Another thing to think about is health care coverage while traveling. One of my former co-workers had an HMO and went on a business trip to Texas (we’re in the DC area) and woke up blind in one eye. She went to the hospital and came out with a very expensive bill, because her HMO is only for our local area. My PPO has international options, and when we travel outside of the US, we are still covered. Our insurance may cost more, but the peace of mind is worth it. Peace of mind is a really big part of any financial decision (health insurance, paying off your mortgage, etc.) IMO.
Thanks for this write-up, it covers in easy-to-understand terms what it took me about 10 employed years to figure out.

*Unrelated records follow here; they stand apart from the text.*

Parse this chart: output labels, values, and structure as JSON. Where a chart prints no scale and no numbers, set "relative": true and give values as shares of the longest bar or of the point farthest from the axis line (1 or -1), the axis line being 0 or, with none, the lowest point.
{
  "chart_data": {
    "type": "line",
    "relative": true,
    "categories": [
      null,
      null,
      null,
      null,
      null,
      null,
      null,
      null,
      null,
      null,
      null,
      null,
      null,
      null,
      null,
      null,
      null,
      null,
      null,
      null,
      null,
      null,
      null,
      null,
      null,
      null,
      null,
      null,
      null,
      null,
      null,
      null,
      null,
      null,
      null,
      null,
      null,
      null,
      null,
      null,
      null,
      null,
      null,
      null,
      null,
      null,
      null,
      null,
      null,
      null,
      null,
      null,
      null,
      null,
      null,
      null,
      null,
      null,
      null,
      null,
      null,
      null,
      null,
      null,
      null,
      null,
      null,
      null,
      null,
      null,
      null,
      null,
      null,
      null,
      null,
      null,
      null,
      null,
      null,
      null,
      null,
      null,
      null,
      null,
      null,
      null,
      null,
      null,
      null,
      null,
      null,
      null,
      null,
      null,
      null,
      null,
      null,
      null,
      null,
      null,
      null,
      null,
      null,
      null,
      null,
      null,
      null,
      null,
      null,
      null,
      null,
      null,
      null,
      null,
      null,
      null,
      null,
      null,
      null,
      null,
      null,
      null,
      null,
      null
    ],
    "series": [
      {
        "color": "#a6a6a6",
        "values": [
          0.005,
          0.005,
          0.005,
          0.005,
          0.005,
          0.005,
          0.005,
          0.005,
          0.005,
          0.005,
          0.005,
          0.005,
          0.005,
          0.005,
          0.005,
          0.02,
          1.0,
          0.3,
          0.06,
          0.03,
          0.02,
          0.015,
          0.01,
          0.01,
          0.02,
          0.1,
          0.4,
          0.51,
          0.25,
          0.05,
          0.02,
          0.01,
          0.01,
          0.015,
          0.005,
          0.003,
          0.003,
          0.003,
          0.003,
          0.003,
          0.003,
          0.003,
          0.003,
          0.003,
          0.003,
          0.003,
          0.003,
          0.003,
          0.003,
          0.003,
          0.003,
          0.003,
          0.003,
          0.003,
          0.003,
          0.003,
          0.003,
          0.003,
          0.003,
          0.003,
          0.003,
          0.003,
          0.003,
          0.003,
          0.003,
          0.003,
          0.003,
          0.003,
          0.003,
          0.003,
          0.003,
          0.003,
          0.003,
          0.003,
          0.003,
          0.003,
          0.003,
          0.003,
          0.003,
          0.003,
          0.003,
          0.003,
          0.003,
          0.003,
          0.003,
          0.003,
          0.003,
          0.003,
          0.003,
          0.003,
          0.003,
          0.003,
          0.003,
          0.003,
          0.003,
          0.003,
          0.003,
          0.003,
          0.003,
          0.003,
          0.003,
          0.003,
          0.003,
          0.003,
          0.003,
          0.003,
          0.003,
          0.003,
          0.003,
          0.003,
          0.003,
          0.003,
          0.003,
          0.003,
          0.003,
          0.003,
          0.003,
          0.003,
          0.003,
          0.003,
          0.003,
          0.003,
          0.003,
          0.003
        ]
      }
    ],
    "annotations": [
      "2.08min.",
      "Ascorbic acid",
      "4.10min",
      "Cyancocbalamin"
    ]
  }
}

The only other thing I’d add is the concept of an HSA (health savings account). In my current job, I opted for a higher cost plan for my first partial year since I had a six-month long elective treatment I was doing. For my second year, I opted to go with a lower-cost plan that was HSA eligible. Even though I could comfortably afford the higher cost plan, the math worked out that the same monthly cost of the high cost plan was equivalent to the cost of the low-cost plan + maxing out my HSA for the year. Other than the treatment I finished up, I happen to be someone with simple healthcare needs right now, so I feel better putting that extra money into an HSA instead of paying for a high-cost plan and feeling like that extra cash was just kind of disappearing into the ether rather than going into an account that I can spend on healthcare costs later.
Of course, everyone’s situations are different but I figured I’d mention this.
This tip is for after you pick a plan, and if you end up in “worst case scenario” land (or really, any billing after the fact in this forsaken country): Grab a copy of _Never Pay the First Bill_ from your local library.